Vehicle Emissions Standards
In 2012, the Obama administration adopted stringent new vehicle emissions standards. The rules would have applied to cars and light trucks made between 2022 and 2025, requiring them to nearly double their average fuel economy to 54.5 miles per gallon. The new emissions standards were a component of Obama’s pledge to adhere to the Paris Climate Agreement.
Trump’s White House had long considered the standards as unnecessarily burdensome on U.S. automakers. The EPA and the National Highway Traffic Safety Administration would be drafting entirely new greenhouse gas emissions and mileage standards, Pruitt announced on April 2. However, the move is igniting a fight with California — a highly populated state with a waiver to set its own car regulations. Liberal California leaders have vowed to keep intact the tougher regulations the previous administration re-enacted — they have threatened to fight the Trump administration in court over the matter. Pruitt, on the other hand, has expressed interest in removing California’s waiver.
In December 2017, Obama utilized a provision in the Outer Continental Shelf Lands Act to prohibit offshore drilling in large portions of the Atlantic and Arctic Oceans. Enacted during the waning days of his presidency, the move was meant to cement the former president’s environmental legacy.
Just four months later, Trump signed an executive order undoing all of this. The “America-First Offshore Energy Strategy” — Trump signed on April 28, 2017 — is an executive order that makes millions of acres of federal waters available for offshore drilling and exploration. Vice President Mike Pence referred to the order as a job creator and “an important step toward American energy independence.”
The Paris Climate Agreement
The Paris Agreement was one of the previous administration’s crowning achievements. The international accord called for countries across the globe to reduce their carbon footprint by tremendous rates. Without Senate approval, Obama joined the Paris Agreement in 2016, pledging to curb U.S. greenhouse gas emissions 26 to 28 percent below 2005 levels by 2025. The agreement notably left China and India to continue emitting high levels of CO2 without accountability.

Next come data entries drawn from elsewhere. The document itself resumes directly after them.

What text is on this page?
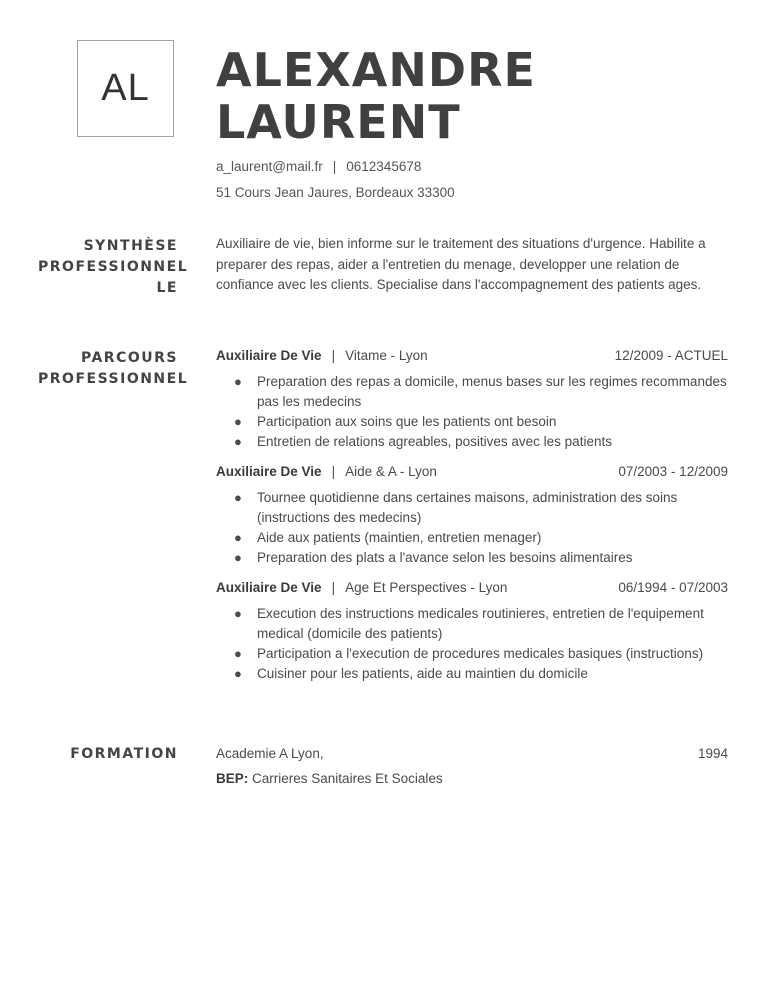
AL ALEXANDRE
LAURENT
a_laurent@mail.fr | 0612345678
51 Cours Jean Jaures, Bordeaux 33300
SYNTHÈSE
PROFESSIONNEL
LE
Auxiliaire de vie, bien informe sur le traitement des situations d'urgence. Habilite a preparer des repas, aider a l'entretien du menage, developper une relation de confiance avec les clients. Specialise dans l'accompagnement des patients ages.
PARCOURS
PROFESSIONNEL
Auxiliaire De Vie | Vitame - Lyon	12/2009 - ACTUEL
● Preparation des repas a domicile, menus bases sur les regimes recommandes pas les medecins
● Participation aux soins que les patients ont besoin
● Entretien de relations agreables, positives avec les patients
Auxiliaire De Vie | Aide & A - Lyon	07/2003 - 12/2009
● Tournee quotidienne dans certaines maisons, administration des soins (instructions des medecins)
● Aide aux patients (maintien, entretien menager)
● Preparation des plats a l'avance selon les besoins alimentaires
Auxiliaire De Vie | Age Et Perspectives - Lyon	06/1994 - 07/2003
● Execution des instructions medicales routinieres, entretien de l'equipement medical (domicile des patients)
● Participation a l'execution de procedures medicales basiques (instructions)
● Cuisiner pour les patients, aide au maintien du domicile
FORMATION	Academie A Lyon,	1994
BEP: Carrieres Sanitaires Et Sociales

On June 1, 2017, Trump fulfilled a major campaign promise by officially exiting out of the agreement. The deal was poorly negotiated and placed unnecessary burdens on working class people, Trump had long said. He echoed this sentiment on the day he withdrew, saying he was “elected to represent the citizens of Pittsburgh, not Paris.”
Massive EPA Budget Cuts
Not a regulation roll back, but the White House proposed budget cuts go above and beyond anything seen in modern administrations. In his fiscal 2019 proposal, Trump is hoping to slash more than $2.5 billion from the annual EPA budget — that’s an overall reduction of over 23 percent. The requested budget cut topped off a year of major staff reductions at the EPA. The agency already lost hundreds of employees to retirements and buyouts in 2017, bringing its staffing size to Reagan-era levels. Reigning in the agency’s size and influence was one of then-candidate Trump’s campaign pledges — who once said he wanted to reduce it to “little tidbits.”

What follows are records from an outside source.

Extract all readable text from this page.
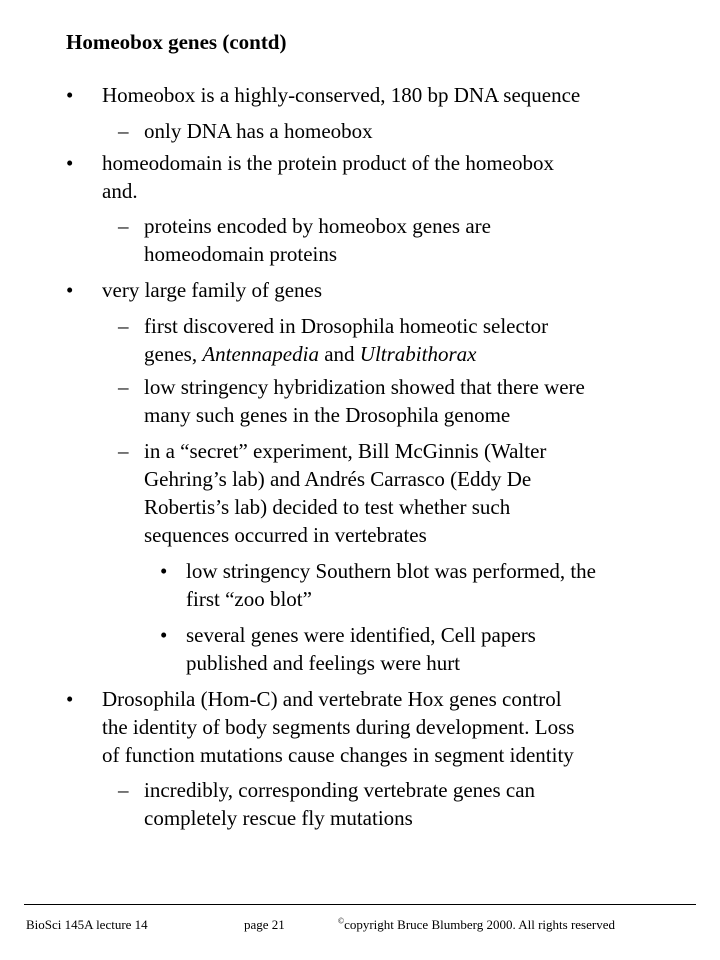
Homeobox genes (contd)
• Homeobox is a highly-conserved, 180 bp DNA sequence
– only DNA has a homeobox
• homeodomain is the protein product of the homeobox
and.
– proteins encoded by homeobox genes are
homeodomain proteins
• very large family of genes
– first discovered in Drosophila homeotic selector
genes, Antennapedia and Ultrabithorax
– low stringency hybridization showed that there were
many such genes in the Drosophila genome
– in a “secret” experiment, Bill McGinnis (Walter
Gehring’s lab) and Andrés Carrasco (Eddy De
Robertis’s lab) decided to test whether such
sequences occurred in vertebrates
• low stringency Southern blot was performed, the
first “zoo blot”
• several genes were identified, Cell papers
published and feelings were hurt
• Drosophila (Hom-C) and vertebrate Hox genes control
the identity of body segments during development. Loss
of function mutations cause changes in segment identity
– incredibly, corresponding vertebrate genes can
completely rescue fly mutations
BioSci 145A lecture 14	page 21	©copyright Bruce Blumberg 2000. All rights reserved
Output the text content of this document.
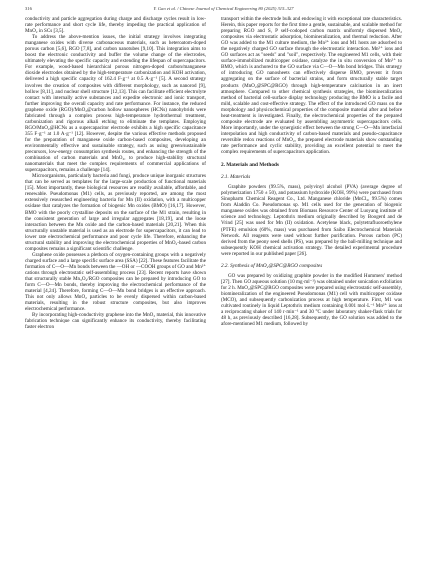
316	Y. Gao et al. / Chinese Journal of Chemical Engineering 80 (2025) 315–327

conductivity and particle aggregation during charge and discharge cycles result in low-rate performance and short cycle life, thereby impeding the practical application of MnO₂ in SCs [3,5].

To address the above-mention issues, the initial strategy involves integrating manganese oxides with diverse carbonaceous materials, such as heteroatom-doped porous carbon [5,6], RGO [7,8], and carbon nanotubes [9,10]. This integration aims to boost the electronic conductivity and buffer the volume change of the electrodes, ultimately elevating the specific capacity and extending the lifespan of supercapacitors. For example, wood-based hierarchical porous nitrogen-doped carbon/manganese dioxide electrodes obtained by the high-temperature carbonization and KOH activation, delivered a high specific capacity of 162.4 F·g⁻¹ at 0.5 A·g⁻¹ [5]. A second strategy involves the creation of composites with different morphology, such as nanorod [9], hollow [8,11], and nuclear shell structure [12,13]. This can facilitate efficient electrolyte contact with internally active substances and expedite electronic and ionic transport, further improving the overall capacity and rate performance. For instance, the reduced graphene oxide (RGO)/MnO₂@carbon hollow nanospheres (HCNs) nanohybrids were fabricated through a complex process high-temperature hydrothermal treatment, carbonization and rigorous alkali etching to eliminate the templates. Employing RGO/MnO₂@HCNs as a supercapacitor electrode exhibits a high specific capacitance 355 F·g⁻¹ at 1.0 A·g⁻¹ [12]. However, despite the various effective methods proposed for the preparation of manganese oxide carbon-based composites, developing an environmentally effective and sustainable strategy, such as using green/sustainable precursors, low-energy consumption synthesis routes, and enhancing the strength of the combination of carbon materials and MnO₂, to produce high-stability structural nanomaterials that meet the complex requirements of commercial applications of supercapacitors, remains a challenge [14].

Microorganisms, particularly bacteria and fungi, produce unique inorganic structures that can be served as templates for the large-scale production of functional materials [15]. Most importantly, these biological resources are readily available, affordable, and renewable. Pseudomonas (M1) cells, as previously reported, are among the most extensively researched engineering bacteria for Mn (II) oxidation, with a multicopper oxidase that catalyzes the formation of biogenic Mn oxides (BMO) [16,17]. However, BMO with the poorly crystalline deposits on the surface of the M1 strain, resulting in the consistent generation of large and irregular aggregates [18,19], and the loose interaction between the Mn oxide and the carbon-based materials [20,21]. When this structurally unstable material is used as an electrode for supercapacitors, it can lead to lower rate electrochemical performance and poor cycle life. Therefore, enhancing the structural stability and improving the electrochemical properties of MnO₂-based carbon composites remains a significant scientific challenge.

Graphene oxide possesses a plethora of oxygen-containing groups with a negatively charged surface and a large specific surface area (SSA) [22]. These features facilitate the formation of C—O—Mn bonds between the —OH or —COOH groups of GO and Mn²⁺ cations through electrostatic self-assembling process [23]. Recent reports have shown that structurally stable Mn₃O₄/RGO composites can be prepared by introducing GO to form C—O—Mn bonds, thereby improving the electrochemical performance of the material [4,24]. Therefore, forming C—O—Mn bond bridges is an effective approach. This not only allows MnO₂ particles to be evenly dispersed within carbon-based materials, resulting in the robust structure composites, but also improves electrochemical performance.

By incorporating high-conductivity graphene into the MnO₂ material, this innovative fabrication technique can significantly enhance its conductivity, thereby facilitating faster electron

transport within the electrode bulk and endowing it with exceptional rate characteristics. Herein, this paper reports for the first time a gentle, sustainable, and scalable method for preparing RGO and S, P self-codoped carbon matrix uniformly dispersed MnO₂ composites via electrostatic adsorption, biomineralization, and thermal reduction. After GO was added to the M1 culture medium, the Mn²⁺ ions and M1 hosts are adsorbed to the negatively charged GO surface through the electrostatic interaction. Mn²⁺ ions and GO surfaces act as "seeds" and "soil", respectively. The engineered M1 cells, with their surface-immobilized multicopper oxidase, catalyze the in situ conversion of Mn²⁺ to BMO, which is anchored to the GO surface via C—O—Mn bond bridges. This strategy of introducing GO nanosheets can effectively disperse BMO, prevent it from aggregating on the surface of bacterial strains, and form structurally stable target products (MnO₂@SPC@RGO) through high-temperature calcination in an inert atmosphere. Compared to other chemical synthesis strategies, the biomineralization method of bacterial cell-surface display technology producing the BMO is a facile and mild, scalable and cost-effective strategy. The effect of the introduced GO mass on the morphology and physicochemical properties of the composite material after and before heat-treatment is investigated. Finally, the electrochemical properties of the prepared composite electrode are evaluated by assembling asymmetric supercapacitors cells. More importantly, under the synergistic effect between the strong C—O—Mn interfacial interpolation and high conductivity of carbon-based materials and pseudo-capacitance reversible redox reactions of MnO₂, the prepared electrode materials show outstanding rate performance and cyclic stability, providing an excellent potential to meet the complex requirements of supercapacitors application.

2. Materials and Methods
2.1. Materials

Graphite powders (99.5%, mass), polyvinyl alcohol (PVA) (average degree of polymerization 1750 ± 50), and potassium hydroxide (KOH, 99%) were purchased from Sinopharm Chemical Reagent Co., Ltd. Manganese chloride (MnCl₂, 99.5%) comes from Aladdin Co. Pseudomonas sp. M1 cells used for the generation of biogenic manganese oxides was obtained from Biomass Resource Center of Luoyang institute of science and technology. Leptothrix medium originally described by Boogerd and de Vrind [25] was used for Mn (II) oxidation. Acetylene black, polytetrafluoroethylene (PTFE) emulsion (60%, mass) was purchased from Saibo Electrochemical Materials Network. All reagents were used without further purification. Porous carbon (PC) derived from the peony seed shells (PS), was prepared by the ball-milling technique and subsequently KOH chemical activation strategy. The detailed experimental procedure were reported in our published paper [26].

2.2. Synthesis of MnO₂@SPC@RGO composites

GO was prepared by oxidizing graphite powder in the modified Hummers' method [27]. Then GO aqueous solution (10 mg·ml⁻¹) was obtained under sonication exfoliation for 2 h. MnO₂@SPC@RGO composites were prepared using electrostatic self-assembly, biomineralization of the engineered Pseudomonas (M1) cell with multicopper oxidase (MCO), and subsequently carbonization process at high temperature. First, M1 was cultivated routinely in liquid Leptothrix medium containing 0.001 mol·L⁻¹ Mn²⁺ ions at a reciprocating shaker of 140 r·min⁻¹ and 30 °C under laboratory shaker-flask trials for 48 h, as previously described [16,28]. Subsequently, the GO solution was added to the afore-mentioned M1 medium, followed by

Don’t Expect The Reforms To Slow Down
Trump has tasked the EPA chief with accelerating the rate of regulation repeal, the commander-in-chief announced at the Rose Garden on April 12. The president wants Pruitt to slash red tape that’s hurting U.S. manufacturers “so that they can expand and continue to hire and to grow.” Trump wants more regulations out the door, and he wants it done faster.